Record Documentation. Each insurer's claim files are subject to examination by

the executive director or the executive

director’s designees. To aid in an examination:

      (1) The insurer

shall maintain claim data that are accessible and retrievable for examination.

An insurer shall be able to provide the claim number, line of coverage, date of

loss and date of payment of the claim, and date of denial or date closed

without payment.
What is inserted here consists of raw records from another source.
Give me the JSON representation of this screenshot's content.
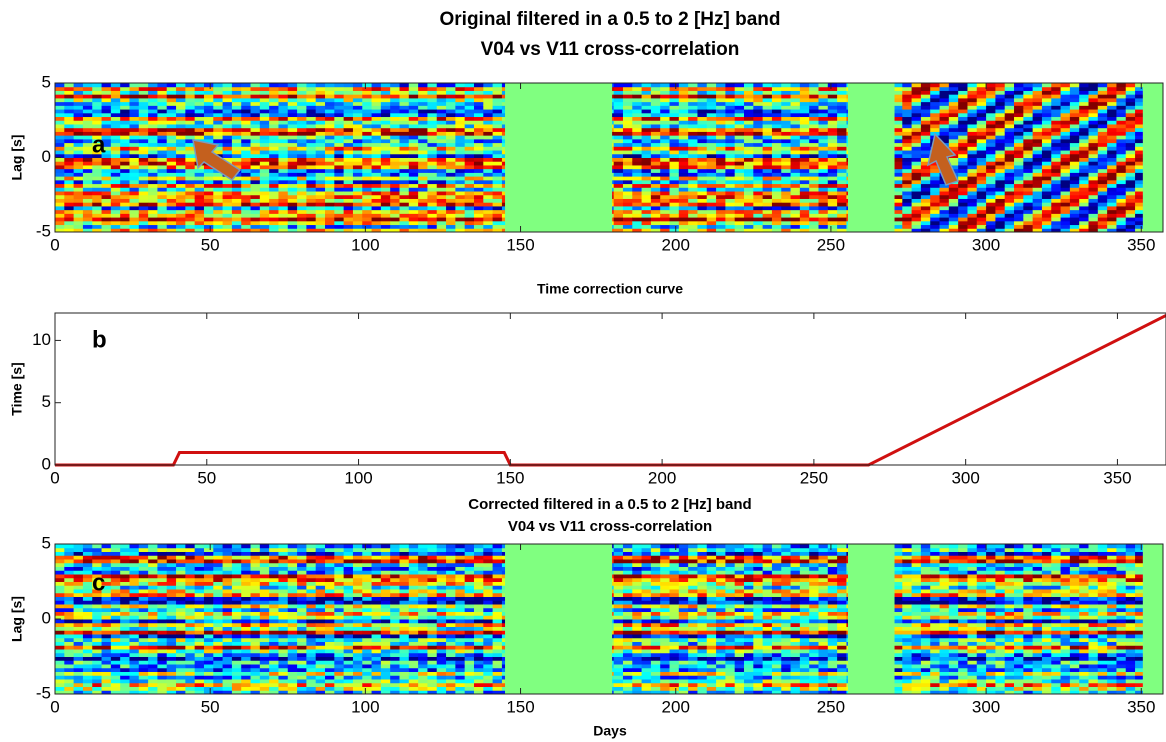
{
  "chart_data": [
    {
      "type": "heatmap",
      "title": [
        "Original filtered in a 0.5 to 2 [Hz] band",
        "V04 vs V11 cross-correlation"
      ],
      "ylabel": "Lag [s]",
      "panel_label": "a",
      "xlim": [
        0,
        357
      ],
      "xticks": [
        0,
        50,
        100,
        150,
        200,
        250,
        300,
        350
      ],
      "ylim": [
        -5,
        5
      ],
      "yticks": [
        -5,
        0,
        5
      ],
      "empty_ranges": [
        [
          145,
          179.5
        ],
        [
          255.5,
          270.5
        ],
        [
          350.5,
          357
        ]
      ]
    },
    {
      "type": "line",
      "title": "Time correction curve",
      "ylabel": "Time [s]",
      "panel_label": "b",
      "xlim": [
        0,
        366
      ],
      "xticks": [
        0,
        50,
        100,
        150,
        200,
        250,
        300,
        350
      ],
      "ylim": [
        0,
        12.2
      ],
      "yticks": [
        0,
        5,
        10
      ],
      "series": [
        {
          "x": [
            0,
            39,
            41,
            148,
            150,
            268,
            366
          ],
          "values": [
            0,
            0,
            1,
            1,
            0,
            0,
            12
          ],
          "color": "#d01010"
        }
      ]
    },
    {
      "type": "heatmap",
      "title": [
        "Corrected filtered in a 0.5 to 2 [Hz] band",
        "V04 vs V11 cross-correlation"
      ],
      "ylabel": "Lag [s]",
      "xlabel": "Days",
      "panel_label": "c",
      "xlim": [
        0,
        357
      ],
      "xticks": [
        0,
        50,
        100,
        150,
        200,
        250,
        300,
        350
      ],
      "ylim": [
        -5,
        5
      ],
      "yticks": [
        -5,
        0,
        5
      ],
      "empty_ranges": [
        [
          145,
          179.5
        ],
        [
          255.5,
          270.5
        ],
        [
          350.5,
          357
        ]
      ]
    }
  ]
}
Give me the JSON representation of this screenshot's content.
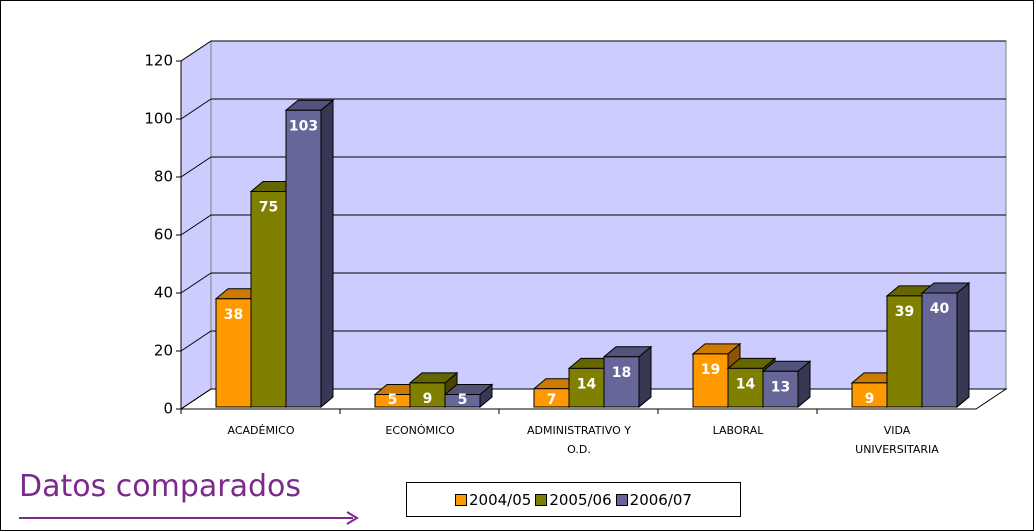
{
  "chart_data": {
    "type": "bar3d",
    "title": "Datos comparados",
    "categories": [
      "ACADÉMICO",
      "ECONÓMICO",
      "ADMINISTRATIVO Y\nO.D.",
      "LABORAL",
      "VIDA\nUNIVERSITARIA"
    ],
    "series": [
      {
        "name": "2004/05",
        "color": "#FF9900",
        "values": [
          38,
          5,
          7,
          19,
          9
        ]
      },
      {
        "name": "2005/06",
        "color": "#808000",
        "values": [
          75,
          9,
          14,
          14,
          39
        ]
      },
      {
        "name": "2006/07",
        "color": "#666699",
        "values": [
          103,
          5,
          18,
          13,
          40
        ]
      }
    ],
    "value_labels_shown_for": [
      [
        0,
        0
      ],
      [
        0,
        2
      ],
      [
        0,
        3
      ],
      [
        0,
        4
      ]
    ],
    "ylim": [
      0,
      120
    ],
    "yticks": [
      0,
      20,
      40,
      60,
      80,
      100,
      120
    ],
    "grid": true,
    "legend": "bottom"
  }
}
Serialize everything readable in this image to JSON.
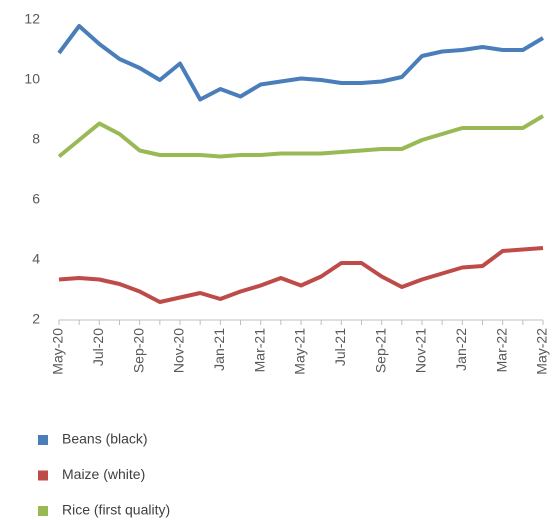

This data shall be available for all open and closed files for

the current year and the five (5) preceding years.

      (2) Documentation

shall be contained in each claim file to permit reconstruction of the insurer's

activities relative to each claim.

      (3) Each document

within the claim file shall be noted as to date received, date processed, or

date mailed.

      (4) For those

insurers which do not maintain hard copy files, claim files shall be accessible

from a computer terminal available to examiners or micrographics and be capable

of duplication to hard copy.


      Section 5.

Severability. If any provision of this administrative regulation or the

application thereof to any person or circumstance is for any reason held to be

invalid, the remainder of the regulation and the application of the provision

to other persons or circumstances shall not be affected thereby.


      Section 6. Effective

Date. This administrative regulation shall become effective upon completion of

its review pursuant to KRS Chapter 13A. (17 Ky.R. 806; Am. 1503; eff. 11-15-90;

TAm eff. 8-9-2007; TAm eff. 10-9-2008.)